Bis auf vielleicht die Socken, da hab ich keine Ahnung von, brauch es nicht zwingend ne Membran bei Regenjacke und Hose. Die angeblich bessere Atmungsaktivität bringt bei mir sowieso nix, da ich zuviel schwitze, und während es regnet funktioniert sowieso keine Atmungsaktivität. D.h. ne billige normale Regenjacke tut es bereits genauso!


----------



## Jocki (31. Mai 2013)

Caeso schrieb:


> Hallo,
> 
> 
> 
> ...



Das ist genau die Wetterlage wo ich (was Vitamin C und Lorenz anders sehen) die große Stärke von hochwertiger (aktuell Activeshell oder Event Regenkleidung) sehe.

Windbreaker oder Softshell halten zwar auch lange den Regen ab saugen sich dann aber doch irgendwann voll. Gerade an den Stellen an denen das Material nicht ständig Körperkontakt hat, nimmt es die Außentemperatur an. Das beschleunigt das Auskühlen enorm. Irgendwann wenn einem zu kalt ist zieht man das Ding dann frustriert aus stopft es in den Rucksack und zieht die Regenjacke an.

(lorenz wird hier zwar wissenschaftlich belegbar wiedersprechen, aber meine Erfahrung über 16Jahre in allen möglichen und unmöglichen Funktionsstoffen hat halt selbiges Ergeben.)

Die Regenjacke bietet zwar erstmal das deutlich schlechtere Klima, aber das bleibt weitesgehend konstant über die gesamte Dauer. Außerdem kann man eine entsprechend kleine Regenjacke eben gerade noch in der Trikottasche verstauen, falls es doch schön genug wird. 

P.S ich bin vorgestern in einer Activeshelljacke unterwegs gewesen und gestern in einer aus Entrant. Gleiche Wetterbedingung, gleiche Strecke, gleiches Rad. Der Unterschied beim Dampfdurchgang ist subjektiv enorm.


----------



## vitaminc (31. Mai 2013)

> P.S ich bin vorgestern in einer Activeshelljacke unterwegs gewesen und gestern in einer aus Entrant. Gleiche Wetterbedingung, gleiche Strecke, gleiches Rad. Der Unterschied beim Dampfdurchgang ist subjektiv enorm.
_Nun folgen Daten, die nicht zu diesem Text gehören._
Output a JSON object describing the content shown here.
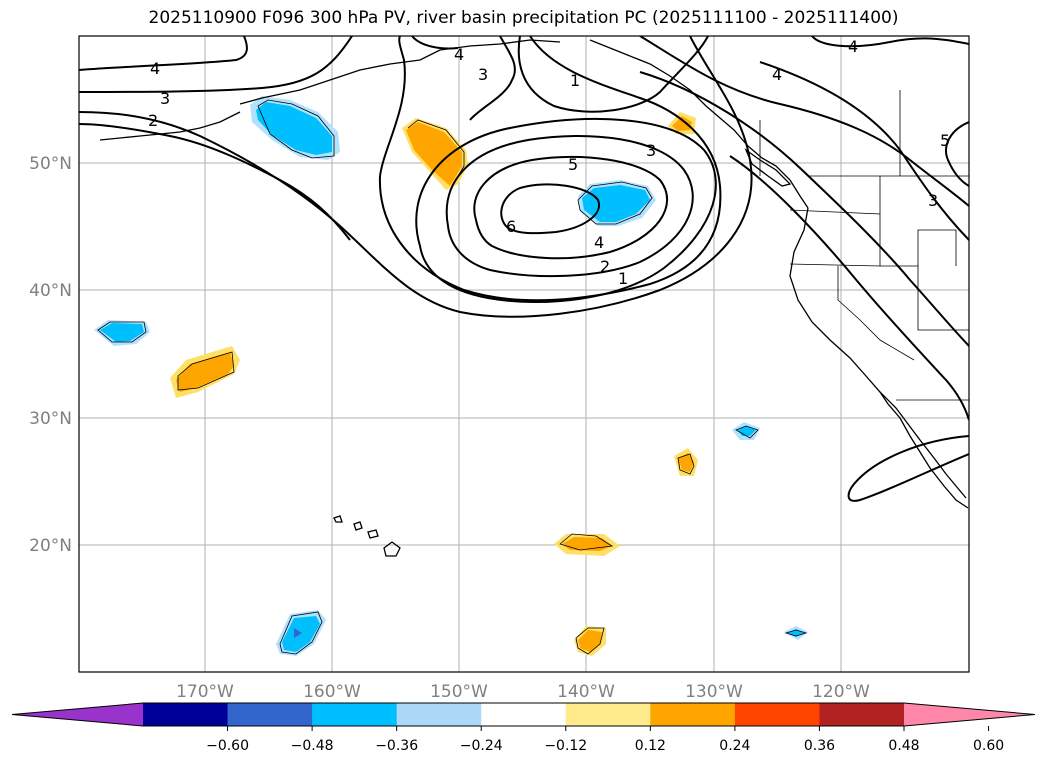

Unterarmreißverschlüsse bringen subjektiv bei mir deutlich mehr als Dampfdurchlässigkeit durch das Material. Genau deswegen bleib ich auch dabei, dass es zu vernachlässigen ist, wie Atmungsaktiv eine Regenjacke ist.


----------



## Jocki (31. Mai 2013)

Die Reißverschlüsse waren beim Entrant-Modell offen- die aus Activeshell hat keine...
Wenn der Wind so stark weht, dass es den Regen bei der einen Belüftungsöffnung reinweht und bei der anderen wieder raus machen selbige auch keinen Sinn zur Temperaturregulierung.

Nur mal so als Referenz. Auf folgende "Regenjacken" beruht meine Erfahrung was bei welchem Wetter funktioniert und was nicht.
-Berghaus GTX von 1996
-Mammut Lhotse GTX Extrem
-Gore Bikewear 1997
-Montura Entrant
-DirectAlpine Guide Entrant/Derzimax
-XBionic
-Gore Xenon Paclite
-Rab Neoshell
-Berghaus ActiveShell
- Etaproof Eigenbau
-Bionische Membran Eigenbau
-GTX Eigenbau

Was subjektiv funktioniert und was nicht kann ich für mich ziemlich gut beurteilen.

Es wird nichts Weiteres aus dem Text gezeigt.